On how will Unilateral Measures be discussed

Egypt for the G77 and China commented that the Group saw opportunities to reflect the issue of unilateral measures in many areas of the decision text and reiterated the importance of discussing the issue in the JTWP.

Bolivia, for the LMDC suggested that the topic of cross-boundary impacts of unilateral measures be addressed and discussed as a cross-cutting issue in the context of the JTWP by recalling Article 3.5 of the Convention, to key messages from the three dialogues, synergies, operationalization of the work programme and support and international cooperation for just transitions.

The LMDC stressed two of the key messages from the JTWP dialogues which are: (a)  The impact of unilateral measures and international trade barriers on countries’ economies are barriers and obstacles to developing countries’ paths to sustainable development and just transitions and (b) the JTWP should promote international cooperation and address the concerns or dis-enablers with regard to the climate change-related trade-restrictive unilateral measures, which could affect developing countries’ efforts to fight climate change while ensuring sustainable development.

The LMDC further proposed the need to reaffirm that Parties should cooperate to promote a supportive and open international economic system that would lead to economic growth and sustainable development in all countries, and policy measures for combating climate change should not constitute a means of arbitrary or unjustifiable discrimination or a disguised restriction on the ability of parties to pursue just transitions and requests Parties to analyse, assess and report on the cross-border impacts of unilateral measures taken to combat climate change, recalling Article 3.5 of the Convention.

India, in an earlier intervention stated that, “There is agreement between Parties during the adoption of this SB62 agendas, that unilateral measures will be discussed in relevant agenda items, including the JTWP. This is an important issue for India as unilateral measures construe a significant barrier to developing countries in achieving their goals of sustainable development while contributing equitably to climate action.

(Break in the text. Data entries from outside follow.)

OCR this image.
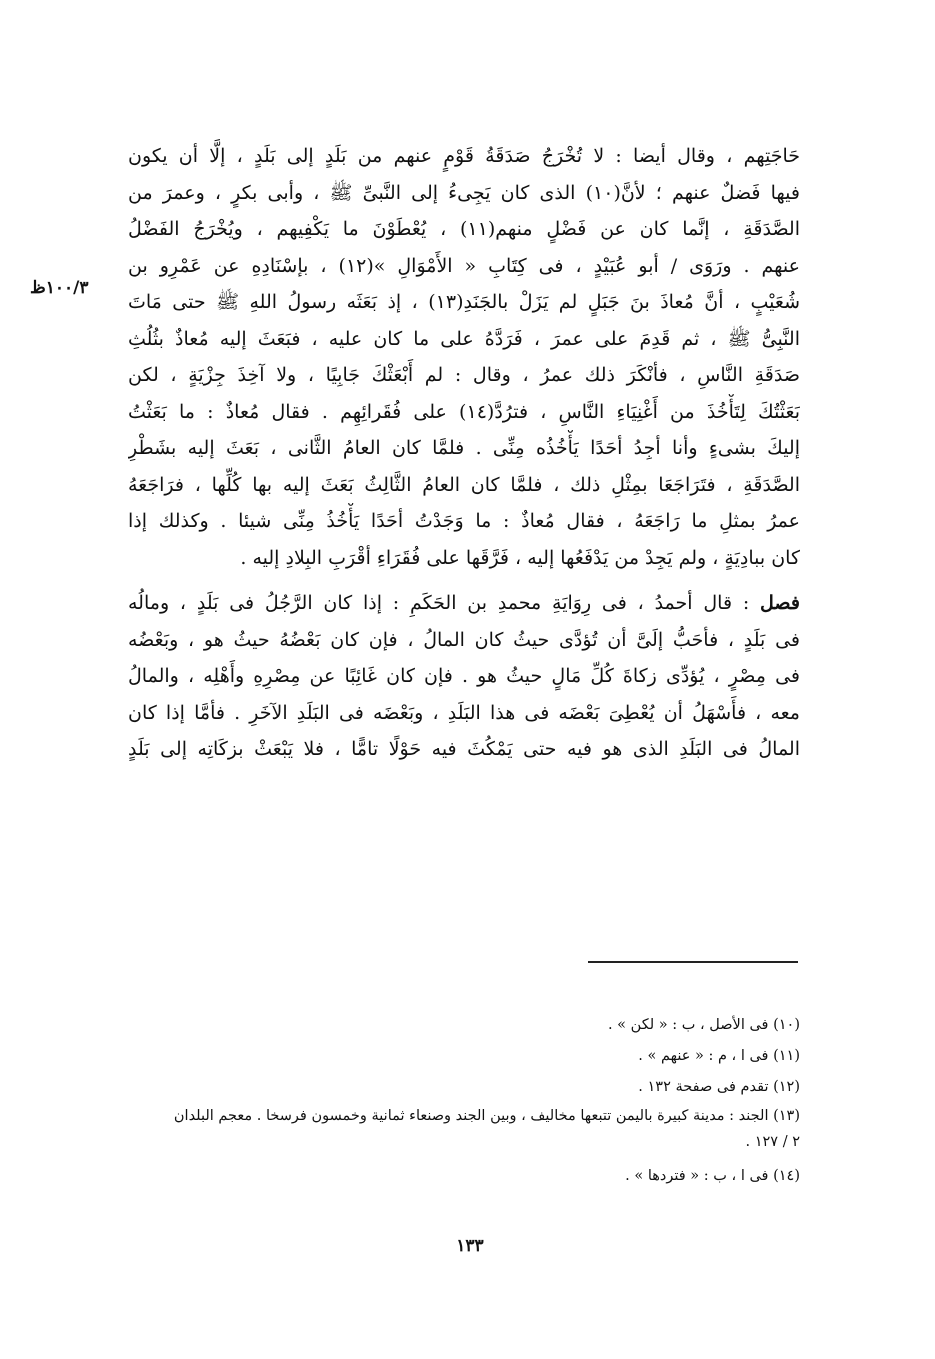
١٠٠/٣ظ
حَاجَتِهم ، وقال أيضا : لا تُخْرَجُ صَدَقَةُ قَوْمٍ عنهم من بَلَدٍ إلى بَلَدٍ ، إلَّا أن يكون
فيها فَضلٌ عنهم ؛ لأنَّ(١٠) الذى كان يَجِىءُ إلى النَّبىِّ ﷺ ، وأبى بكرٍ ، وعمرَ من
الصَّدَقَةِ ، إنَّما كان عن فَضْلٍ منهم(١١) ، يُعْطَوْنَ ما يَكْفِيهم ، ويُخْرَجُ الفَضْلُ
عنهم . ورَوَى / أبو عُبَيْدٍ ، فى كِتَابِ « الأَمْوَالِ »(١٢) ، بإسْنَادِهِ عن عَمْرِو بن
شُعَيْبٍ ، أنَّ مُعاذَ بنَ جَبَلٍ لم يَزَلْ بالجَنَدِ(١٣) ، إذ بَعَثَه رسولُ اللهِ ﷺ حتى مَاتَ
النَّبِىُّ ﷺ ، ثم قَدِمَ على عمرَ ، فَرَدَّهُ على ما كان عليه ، فبَعَثَ إليه مُعاذٌ بثُلُثِ
صَدَقَةِ النَّاسِ ، فأنْكَرَ ذلك عمرُ ، وقال : لم أَبْعَثْكَ جَابِيًا ، ولا آخِذَ جِزْيَةٍ ، لكن
بَعَثْتُكَ لِتَأْخُذَ من أَغْنِيَاءِ النَّاسِ ، فترُدَّ(١٤) على فُقَرائِهِم . فقال مُعاذٌ : ما بَعَثْتُ
إليكَ بشىءٍ وأنا أجِدُ أحَدًا يَأْخُذُه مِنِّى . فلمَّا كان العامُ الثَّانى ، بَعَثَ إليه بشَطْرِ
الصَّدَقَةِ ، فتَرَاجَعَا بمِثْلِ ذلك ، فلمَّا كان العامُ الثَّالِثُ بَعَثَ إليه بها كُلِّها ، فرَاجَعَهُ
عمرُ بمثلِ ما رَاجَعَهُ ، فقال مُعاذٌ : ما وَجَدْتُ أحَدًا يَأْخُذُ مِنِّى شيئا . وكذلك إذا
كان ببادِيَةٍ ، ولم يَجِدْ من يَدْفَعُها إليه ، فَرَّقَها على فُقَرَاءِ أقْرَبِ البِلادِ إليه .
فصل : قال أحمدُ ، فى رِوَايَةِ محمدِ بن الحَكَمِ : إذا كان الرَّجُلُ فى بَلَدٍ ، ومالُه
فى بَلَدٍ ، فأحَبُّ إلَىَّ أن تُؤدَّى حيثُ كان المالُ ، فإن كان بَعْضُهُ حيثُ هو ، وبَعْضُه
فى مِصْرٍ ، يُؤدِّى زكاةَ كُلِّ مَالٍ حيثُ هو . فإن كان غَائِبًا عن مِصْرِهِ وأَهْلِه ، والمالُ
معه ، فأَسْهَلُ أن يُعْطِىَ بَعْضَه فى هذا البَلَدِ ، وبَعْضَه فى البَلَدِ الآخَرِ . فأمَّا إذا كان
المالُ فى البَلَدِ الذى هو فيه حتى يَمْكُثَ فيه حَوْلًا تامًّا ، فلا يَبْعَثْ بزكَاتِه إلى بَلَدٍ
(١٠) فى الأصل ، ب : « لكن » .
(١١) فى ا ، م : « عنهم » .
(١٢) تقدم فى صفحة ١٣٢ .
(١٣) الجند : مدينة كبيرة باليمن تتبعها مخاليف ، وبين الجند وصنعاء ثمانية وخمسون فرسخا . معجم البلدان
٢ / ١٢٧ .
(١٤) فى ا ، ب : « فتردها » .
١٣٣
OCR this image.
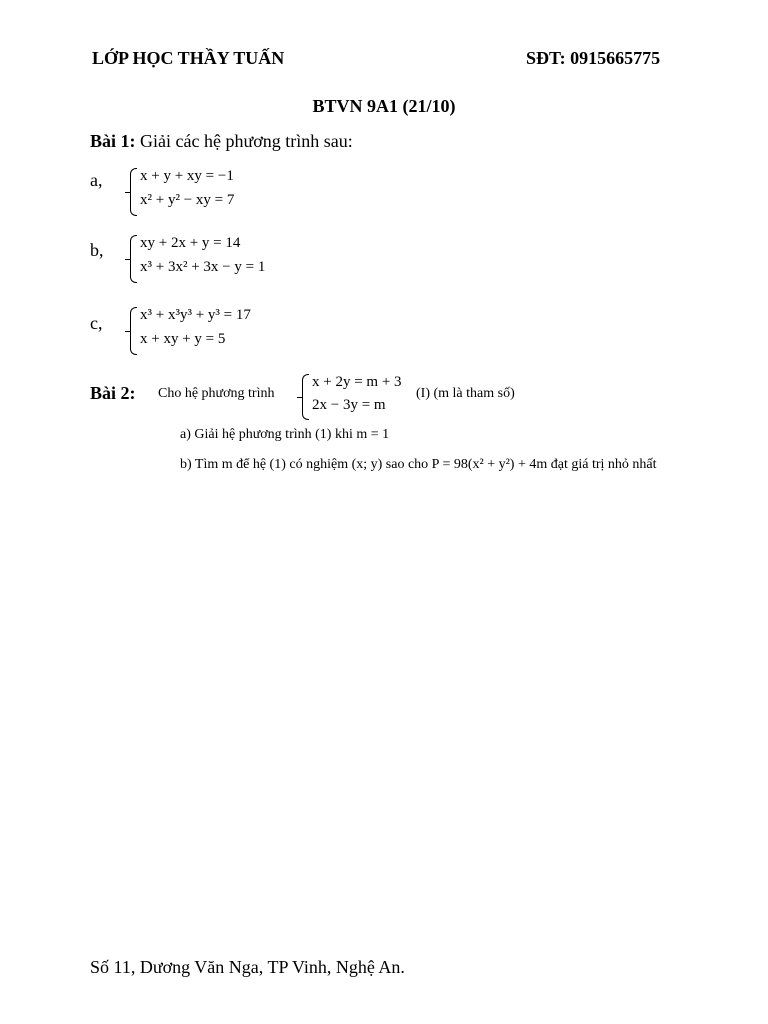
LỚP HỌC THẦY TUẤN	SĐT: 0915665775
BTVN 9A1 (21/10)
Bài 1: Giải các hệ phương trình sau:
a,	x + y + xy = −1
x² + y² − xy = 7
b, xy + 2x + y = 14
x³ + 3x² + 3x − y = 1
c,	x³ + x³y³ + y³ = 17
x + xy + y = 5
Bài 2: Cho hệ phương trình
x + 2y = m + 3
2x − 3y = m
(I) (m là tham số)
a) Giải hệ phương trình (1) khi m = 1
b) Tìm m để hệ (1) có nghiệm (x; y) sao cho P = 98(x² + y²) + 4m đạt giá trị nhỏ nhất
Số 11, Dương Văn Nga, TP Vinh, Nghệ An.
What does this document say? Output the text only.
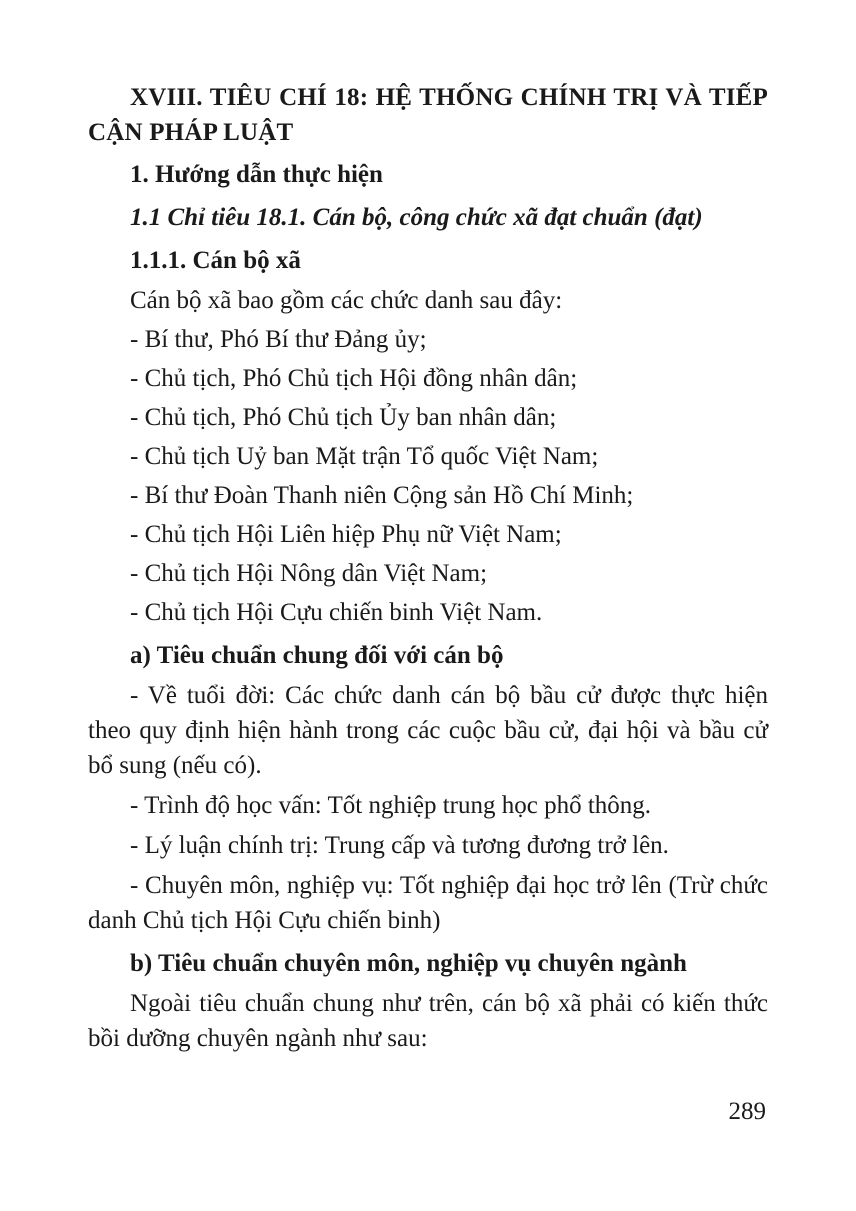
XVIII. TIÊU CHÍ 18: HỆ THỐNG CHÍNH TRỊ VÀ TIẾP CẬN PHÁP LUẬT

1. Hướng dẫn thực hiện

1.1 Chỉ tiêu 18.1. Cán bộ, công chức xã đạt chuẩn (đạt)

1.1.1. Cán bộ xã

Cán bộ xã bao gồm các chức danh sau đây:

- Bí thư, Phó Bí thư Đảng ủy;

- Chủ tịch, Phó Chủ tịch Hội đồng nhân dân;

- Chủ tịch, Phó Chủ tịch Ủy ban nhân dân;

- Chủ tịch Uỷ ban Mặt trận Tổ quốc Việt Nam;

- Bí thư Đoàn Thanh niên Cộng sản Hồ Chí Minh;

- Chủ tịch Hội Liên hiệp Phụ nữ Việt Nam;

- Chủ tịch Hội Nông dân Việt Nam;

- Chủ tịch Hội Cựu chiến binh Việt Nam.

a) Tiêu chuẩn chung đối với cán bộ

- Về tuổi đời: Các chức danh cán bộ bầu cử được thực hiện theo quy định hiện hành trong các cuộc bầu cử, đại hội và bầu cử bổ sung (nếu có).

- Trình độ học vấn: Tốt nghiệp trung học phổ thông.

- Lý luận chính trị: Trung cấp và tương đương trở lên.

- Chuyên môn, nghiệp vụ: Tốt nghiệp đại học trở lên (Trừ chức danh Chủ tịch Hội Cựu chiến binh)

b) Tiêu chuẩn chuyên môn, nghiệp vụ chuyên ngành

Ngoài tiêu chuẩn chung như trên, cán bộ xã phải có kiến thức bồi dưỡng chuyên ngành như sau:

289
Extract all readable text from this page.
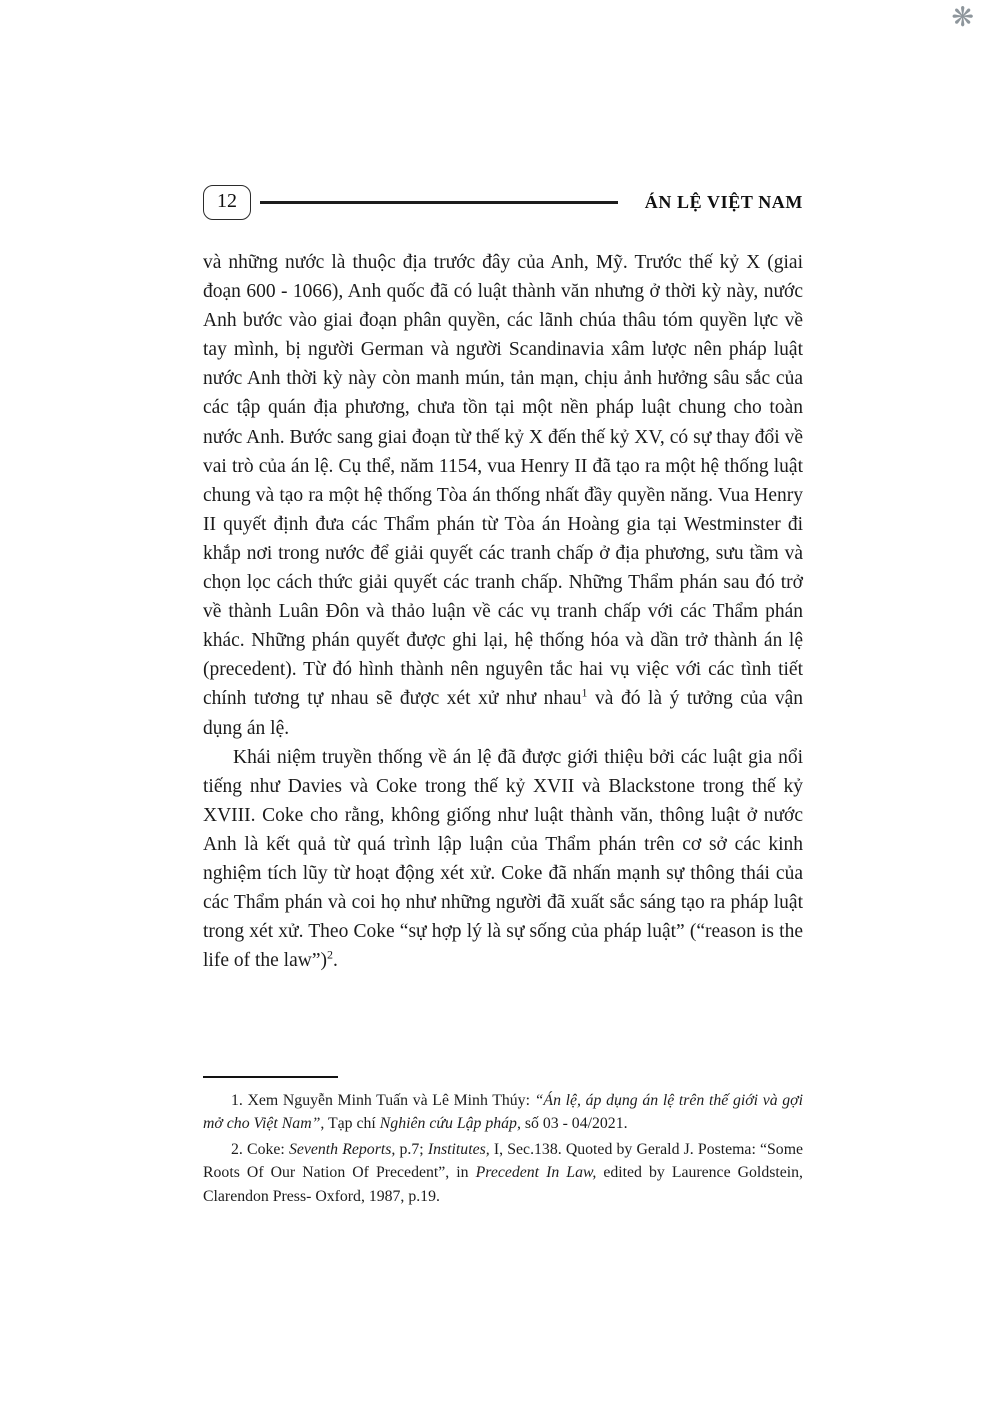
❋
12	ÁN LỆ VIỆT NAM

và những nước là thuộc địa trước đây của Anh, Mỹ. Trước thế kỷ X (giai đoạn 600 - 1066), Anh quốc đã có luật thành văn nhưng ở thời kỳ này, nước Anh bước vào giai đoạn phân quyền, các lãnh chúa thâu tóm quyền lực về tay mình, bị người German và người Scandinavia xâm lược nên pháp luật nước Anh thời kỳ này còn manh mún, tản mạn, chịu ảnh hưởng sâu sắc của các tập quán địa phương, chưa tồn tại một nền pháp luật chung cho toàn nước Anh. Bước sang giai đoạn từ thế kỷ X đến thế kỷ XV, có sự thay đổi về vai trò của án lệ. Cụ thể, năm 1154, vua Henry II đã tạo ra một hệ thống luật chung và tạo ra một hệ thống Tòa án thống nhất đầy quyền năng. Vua Henry II quyết định đưa các Thẩm phán từ Tòa án Hoàng gia tại Westminster đi khắp nơi trong nước để giải quyết các tranh chấp ở địa phương, sưu tầm và chọn lọc cách thức giải quyết các tranh chấp. Những Thẩm phán sau đó trở về thành Luân Đôn và thảo luận về các vụ tranh chấp với các Thẩm phán khác. Những phán quyết được ghi lại, hệ thống hóa và dần trở thành án lệ (precedent). Từ đó hình thành nên nguyên tắc hai vụ việc với các tình tiết chính tương tự nhau sẽ được xét xử như nhau$^1$ và đó là ý tưởng của vận dụng án lệ.

Khái niệm truyền thống về án lệ đã được giới thiệu bởi các luật gia nổi tiếng như Davies và Coke trong thế kỷ XVII và Blackstone trong thế kỷ XVIII. Coke cho rằng, không giống như luật thành văn, thông luật ở nước Anh là kết quả từ quá trình lập luận của Thẩm phán trên cơ sở các kinh nghiệm tích lũy từ hoạt động xét xử. Coke đã nhấn mạnh sự thông thái của các Thẩm phán và coi họ như những người đã xuất sắc sáng tạo ra pháp luật trong xét xử. Theo Coke “sự hợp lý là sự sống của pháp luật” (“reason is the life of the law”)$^2$.

1. Xem Nguyễn Minh Tuấn và Lê Minh Thúy: “Án lệ, áp dụng án lệ trên thế giới và gợi mở cho Việt Nam”, Tạp chí Nghiên cứu Lập pháp, số 03 - 04/2021.

2. Coke: Seventh Reports, p.7; Institutes, I, Sec.138. Quoted by Gerald J. Postema: “Some Roots Of Our Nation Of Precedent”, in Precedent In Law, edited by Laurence Goldstein, Clarendon Press- Oxford, 1987, p.19.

Such measures are in fact exactly contrary to justice, which is the core of what we are discussing here. We think therefore this must be included in a draft decision.”

The EU said it “wanted to remind Parties that the framing of “unilateral measures” as the term is “too narrow to describe issues related to climate and trade. We are willing to work on the language.” It explained further that the language in the ‘response measures’ room is that both positive and negative, domestic and cross border impact of response measures to combat climate change and highlighted the need to ensure coherence, non-confrontation and ultimately maintaining “open, clean and fair markets”. The EU said it can find a space to discuss this but it is important not to compromise the 7 elements that Parties had agreed upon in the JTWP decision from Dubai.

The UK said “unilateral measures as characterized” cannot have consensus. It said discussion is needed on the seven elements of the Dubai decision and “not on issues not agreed by consensus.”

New Zealand said it was not clear the characterization of unilateral measures and climate actions are inherently unilateral nature; carbon leakage is a real problem. The expertise on protectionism and trade distortion is a special skill and WTO is the right forum. It said it does not think any decision from COP 30 would add value.

In response to the interventions Bolivia for the LMDC said the topic of unilateral measures is totally relevant to be discussed in JTWP. If the discussion does not happen in JTWP, it will risk undermining the trust in the process, and the LMDC will pursue this agenda item in Belem, Brazil.

The next joint contact group will take place on Monday, 23 June 2025. The Co-chairs have said that they will circulate a draft text before the next meeting.

How consultations progress are being closely watched.